Jiang Rui, Yang Hua, Sun Fengzhu, Chen Ting
Molecular and Computational Biology, University of Southern California, MCB201, 1050 Childs way, Los Angeles, CA 90089-2910, USA.
BMC Bioinformatics. 2006 Sep 19;7:417. doi: 10.1186/1471-2105-7-417.
Understanding how amino acid substitutions affect protein functions is critical for the study of proteins and their implications in diseases. Although methods have been developed for predicting potential effects of amino acid substitutions using sequence, three-dimensional structural, and evolutionary properties of proteins, the applications are limited by the complication of the features and the availability of protein structural information. Another limitation is that the prediction results are hard to be interpreted with physicochemical principles and biological knowledge.
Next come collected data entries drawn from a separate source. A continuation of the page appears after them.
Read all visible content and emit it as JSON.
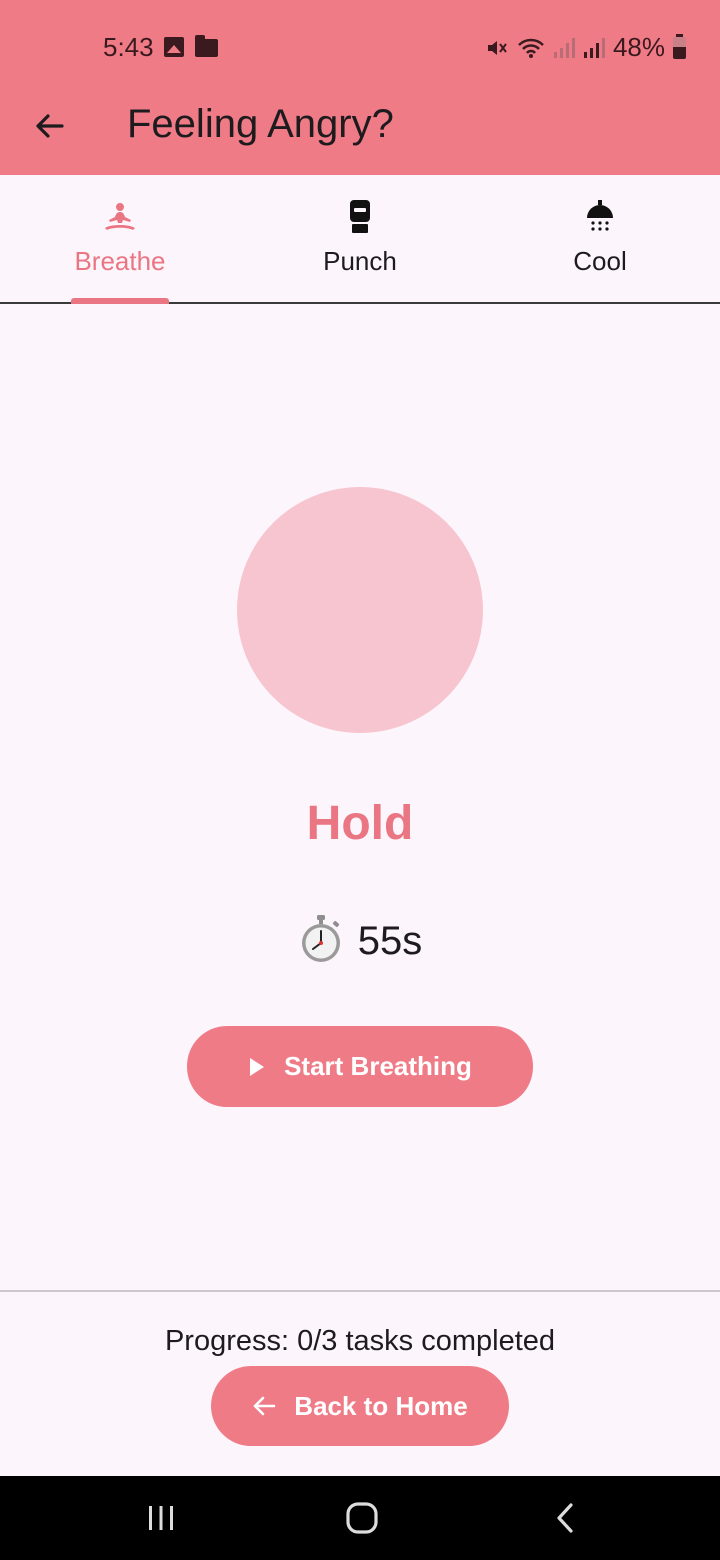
{
  "status_bar": {
    "time": "5:43",
    "battery": "48%"
  },
  "app_bar": {
    "title": "Feeling Angry?"
  },
  "tabs": [
    {
      "label": "Breathe",
      "icon": "meditation-icon",
      "active": true
    },
    {
      "label": "Punch",
      "icon": "boxing-glove-icon",
      "active": false
    },
    {
      "label": "Cool",
      "icon": "shower-icon",
      "active": false
    }
  ],
  "breathing": {
    "phase": "Hold",
    "timer_icon": "⏱️",
    "timer_value": "55s",
    "start_button": "Start Breathing"
  },
  "footer": {
    "progress_text": "Progress: 0/3 tasks completed",
    "home_button": "Back to Home"
  },
  "colors": {
    "accent": "#ef7b87",
    "accent_text": "#ea7683",
    "circle": "#f7c5cf",
    "background": "#fdf5fc"
  }
}
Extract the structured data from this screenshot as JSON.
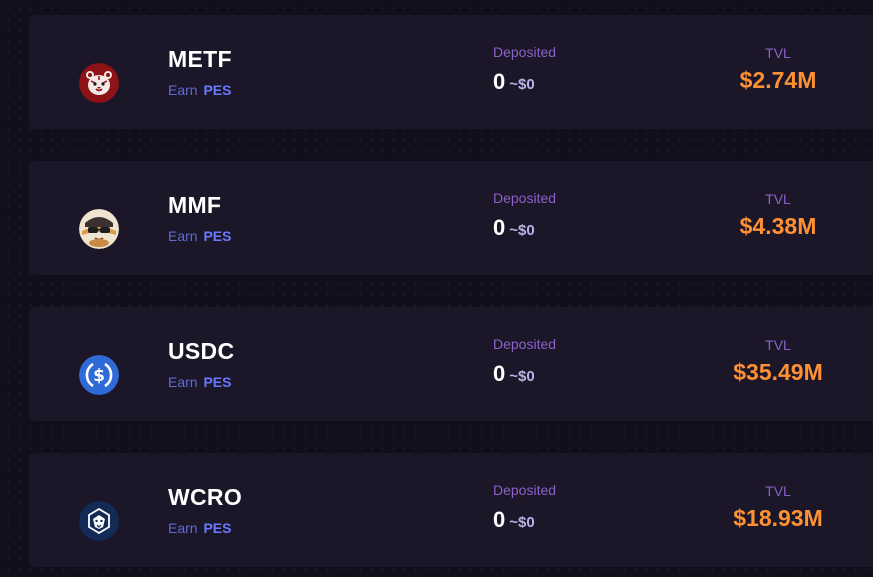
{
  "pools": [
    {
      "token": "METF",
      "earn_label": "Earn",
      "earn_token": "PES",
      "deposited_label": "Deposited",
      "deposited_amount": "0",
      "deposited_usd": "~$0",
      "tvl_label": "TVL",
      "tvl_value": "$2.74M",
      "icon": "metf-tiger-icon"
    },
    {
      "token": "MMF",
      "earn_label": "Earn",
      "earn_token": "PES",
      "deposited_label": "Deposited",
      "deposited_amount": "0",
      "deposited_usd": "~$0",
      "tvl_label": "TVL",
      "tvl_value": "$4.38M",
      "icon": "mmf-cat-icon"
    },
    {
      "token": "USDC",
      "earn_label": "Earn",
      "earn_token": "PES",
      "deposited_label": "Deposited",
      "deposited_amount": "0",
      "deposited_usd": "~$0",
      "tvl_label": "TVL",
      "tvl_value": "$35.49M",
      "icon": "usdc-icon"
    },
    {
      "token": "WCRO",
      "earn_label": "Earn",
      "earn_token": "PES",
      "deposited_label": "Deposited",
      "deposited_amount": "0",
      "deposited_usd": "~$0",
      "tvl_label": "TVL",
      "tvl_value": "$18.93M",
      "icon": "wcro-lion-icon"
    }
  ],
  "colors": {
    "background": "#110f1b",
    "card": "#1b1728",
    "accent_orange": "#ff9135",
    "label_purple": "#8c61c9",
    "earn_blue": "#6a78ff"
  }
}
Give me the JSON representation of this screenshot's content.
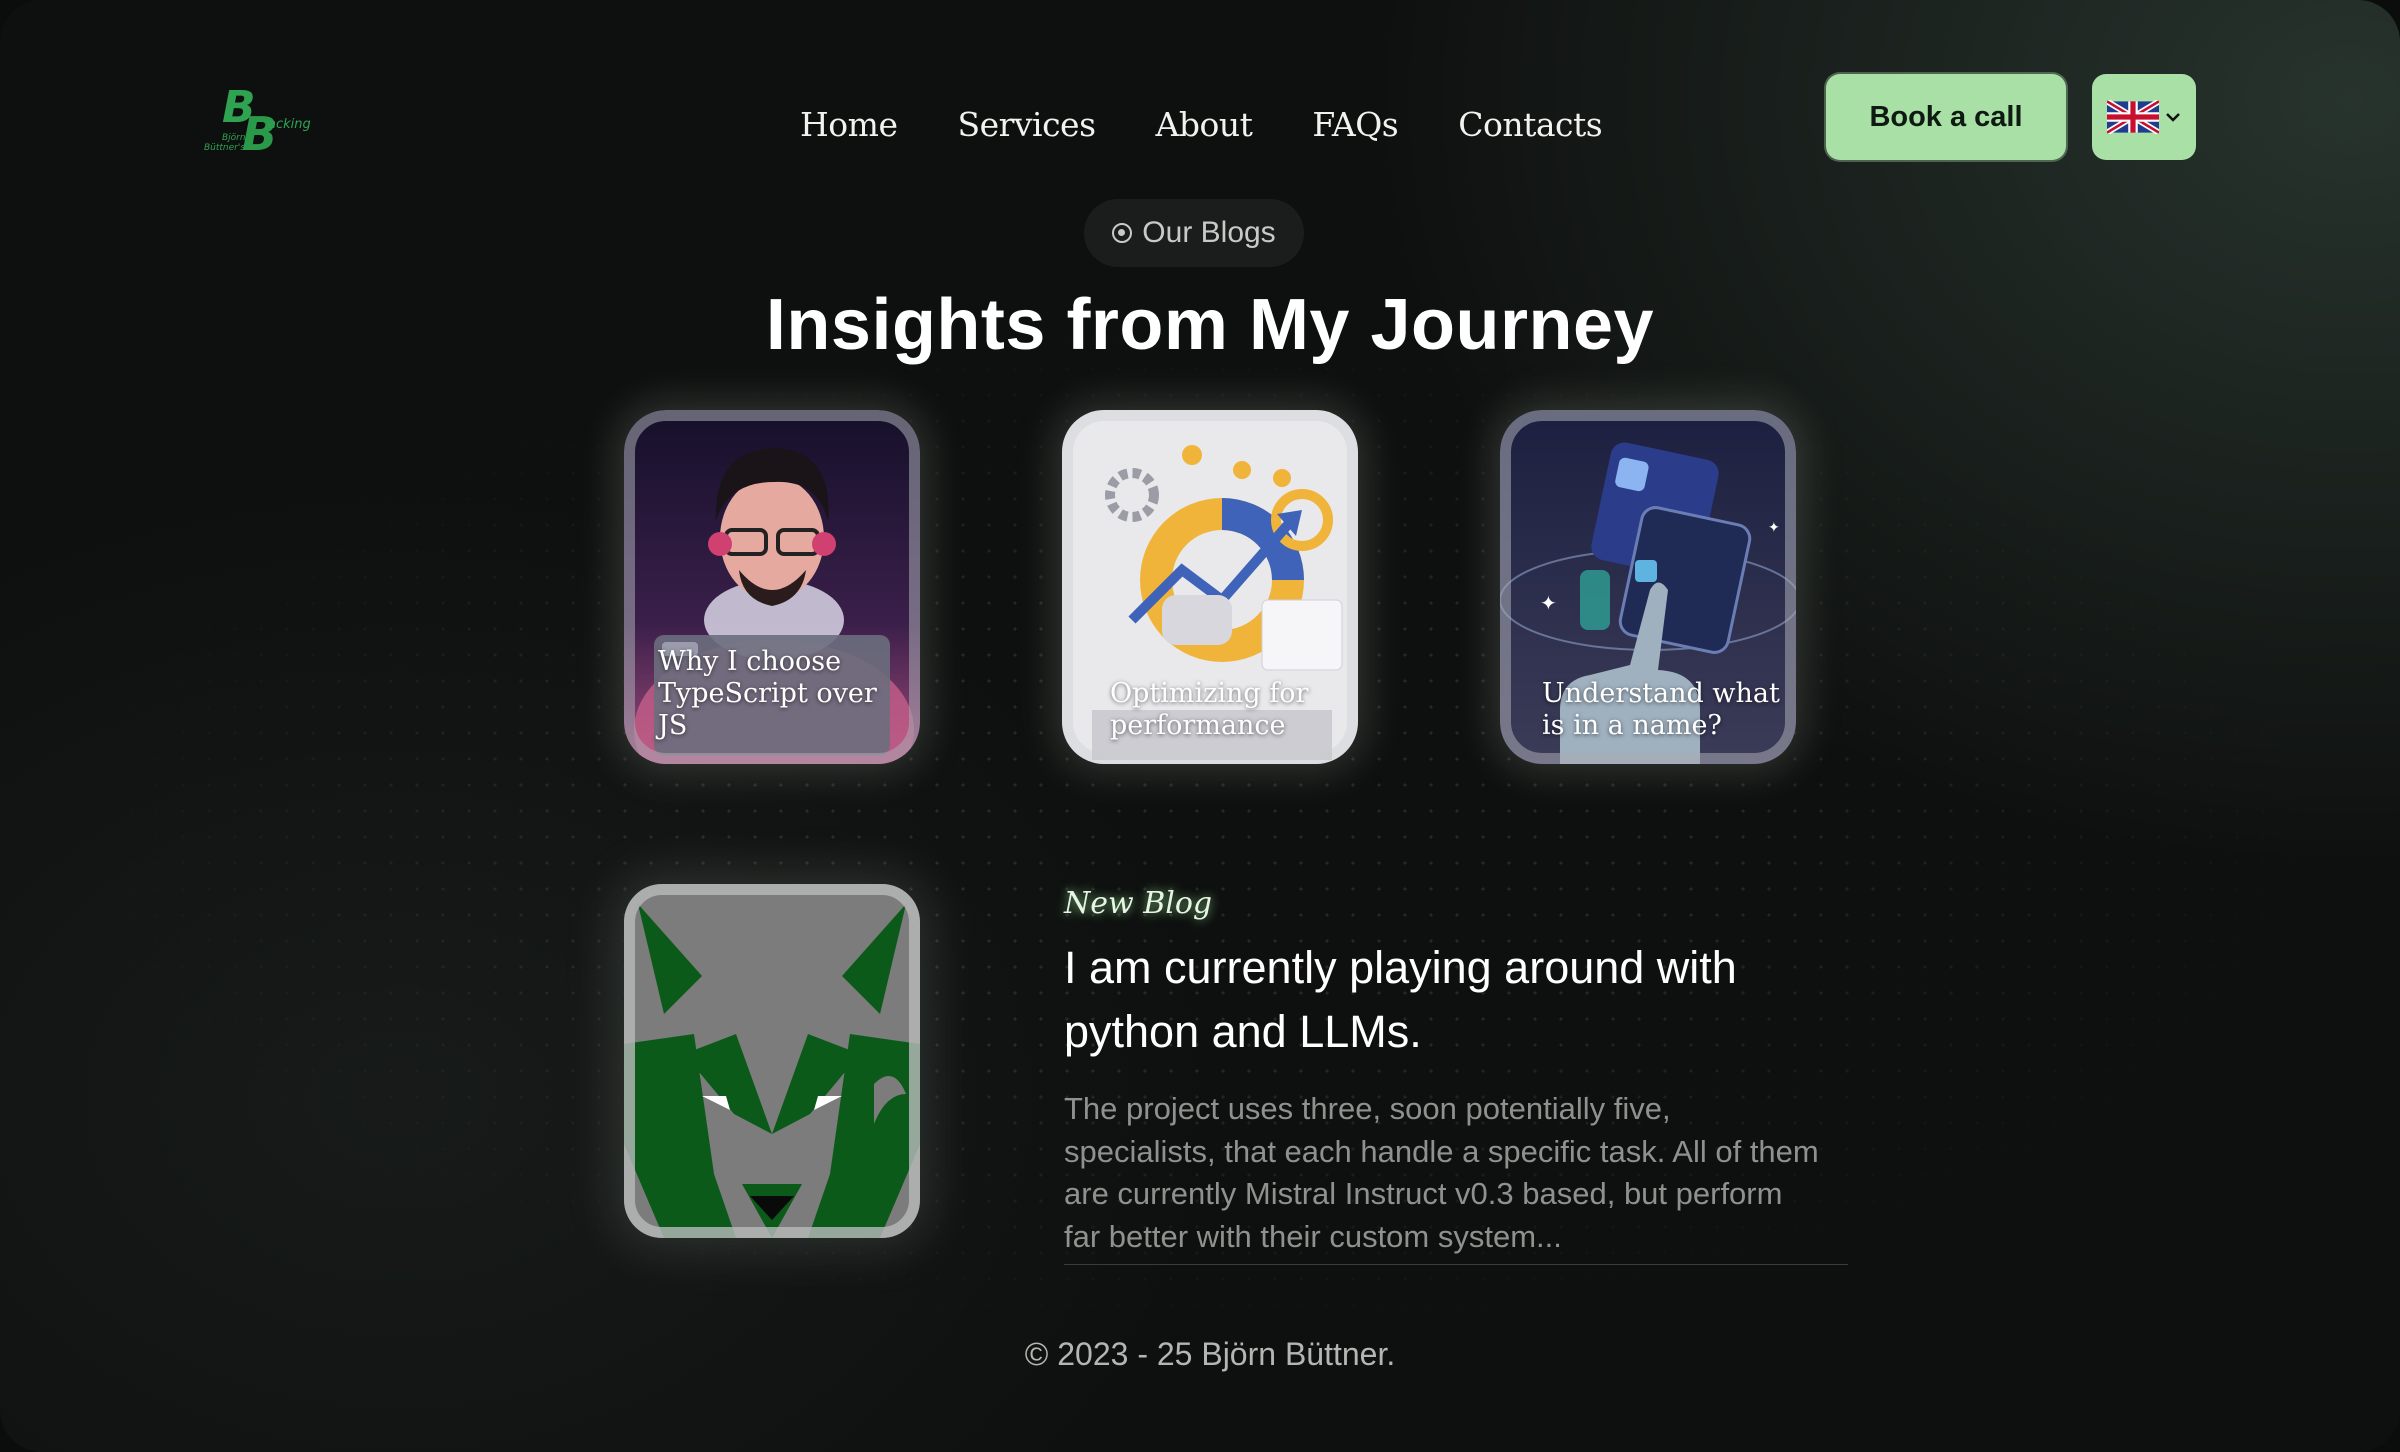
{
  "brand": {
    "logo_text": "Björn Büttner's Backing",
    "accent_color": "#a8e0a6",
    "logo_color": "#2fa352"
  },
  "nav": {
    "items": [
      {
        "label": "Home"
      },
      {
        "label": "Services"
      },
      {
        "label": "About"
      },
      {
        "label": "FAQs"
      },
      {
        "label": "Contacts"
      }
    ]
  },
  "header": {
    "book_call_label": "Book a call",
    "language_icon": "uk-flag-icon"
  },
  "section": {
    "pill_label": "Our Blogs",
    "headline": "Insights from My Journey"
  },
  "blog_cards": [
    {
      "title": "Why I choose TypeScript over JS"
    },
    {
      "title": "Optimizing for performance"
    },
    {
      "title": "Understand what is in a name?"
    }
  ],
  "new_blog": {
    "label": "New Blog",
    "title": "I am currently playing around with python and LLMs.",
    "excerpt": "The project uses three, soon potentially five, specialists, that each handle a specific task. All of them are currently Mistral Instruct v0.3 based, but perform far better with their custom system..."
  },
  "footer": {
    "copyright": "© 2023 - 25 Björn Büttner."
  }
}
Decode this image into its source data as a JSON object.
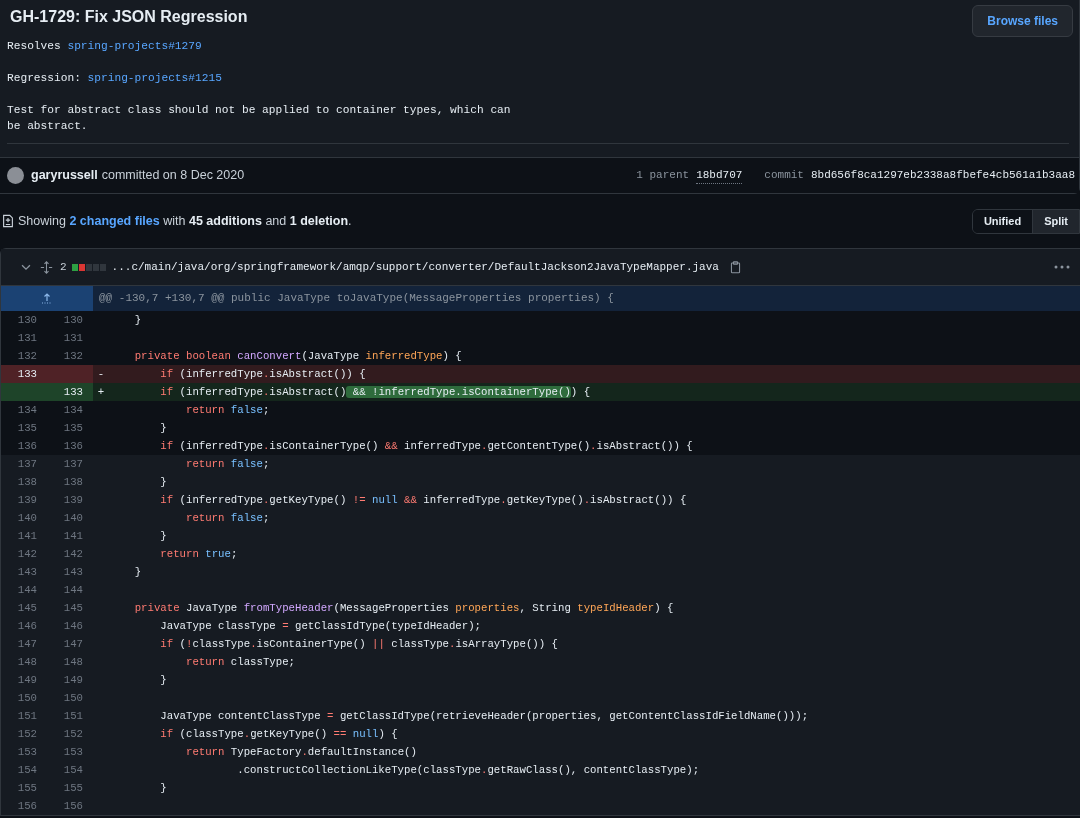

To overcome these limitations, we proposed a novel feature set using physicochemical properties of amino acids, evolutionary profiles of proteins, and protein sequence information. We applied the support vector machine and the random forest with the feature set to experimental amino acid substitutions occurring in the E. coli lac repressor and the bacteriophage T4 lysozyme, as well as to annotated amino acid substitutions occurring in a wide range of human proteins. The results showed that the proposed feature set was superior to the existing ones. To explore physicochemical principles behind amino acid substitutions, we designed a simulated annealing bump hunting strategy to automatically extract interpretable rules for amino acid substitutions. We applied the strategy to annotated human amino acid substitutions and successfully extracted several rules which were either consistent with current biological knowledge or providing new insights for the understanding of amino acid substitutions. When applied to unclassified data, these rules could cover a large portion of samples, and most of the covered samples showed good agreement with predictions made by either the support vector machine or the random forest.
The prediction methods using the proposed feature set can achieve larger AUC (the area under the ROC curve), smaller BER (the balanced error rate), and larger MCC (the Matthews' correlation coefficient) than those using the published feature sets, suggesting that our feature set is superior to the existing ones. The rules extracted by the simulated annealing bump hunting strategy have comparable coverage and accuracy but much better interpretability as those extracted by the patient rule induction method (PRIM), revealing that the strategy is more effective in inducing interpretable rules.
了解氨基酸替换如何影响蛋白质功能对于蛋白质研究及其在疾病中的意义至关重要。尽管已经开发出利用蛋白质的序列、三维结构和进化特性来预测氨基酸替换潜在影响的方法,但这些方法的应用受到特征复杂性和蛋白质结构信息可用性的限制。另一个局限性是预测结果难以用物理化学原理和生物学知识进行解释。
为克服这些局限性,我们提出了一种使用氨基酸物理化学性质、蛋白质进化谱和蛋白质序列信息的新型特征集。我们将支持向量机和随机森林与该特征集应用于大肠杆菌乳糖阻遏物和噬菌体T4溶菌酶中发生的实验性氨基酸替换,以及广泛人类蛋白质中注释的氨基酸替换。结果表明,所提出的特征集优于现有特征集。为探索氨基酸替换背后的物理化学原理,我们设计了一种模拟退火凸点搜索策略,以自动提取氨基酸替换的可解释规则。我们将该策略应用于注释的人类氨基酸替换,并成功提取了几条与当前生物学知识一致或为理解氨基酸替换提供新见解的规则。当应用于未分类数据时,这些规则可以覆盖很大一部分样本,并且大多数被覆盖的样本与支持向量机或随机森林做出的预测显示出良好的一致性。
使用所提出特征集的预测方法比使用已发表特征集的方法能够实现更大的AUC(ROC曲线下面积)、更小的BER(平衡错误率)和更大的MCC(马修斯相关系数),这表明我们的特征集优于现有特征集。通过模拟退火凸点搜索策略提取的规则具有与患者规则归纳方法(PRIM)提取的规则相当的覆盖率和准确性,但具有更好的可解释性,这表明该策略在归纳可解释规则方面更有效。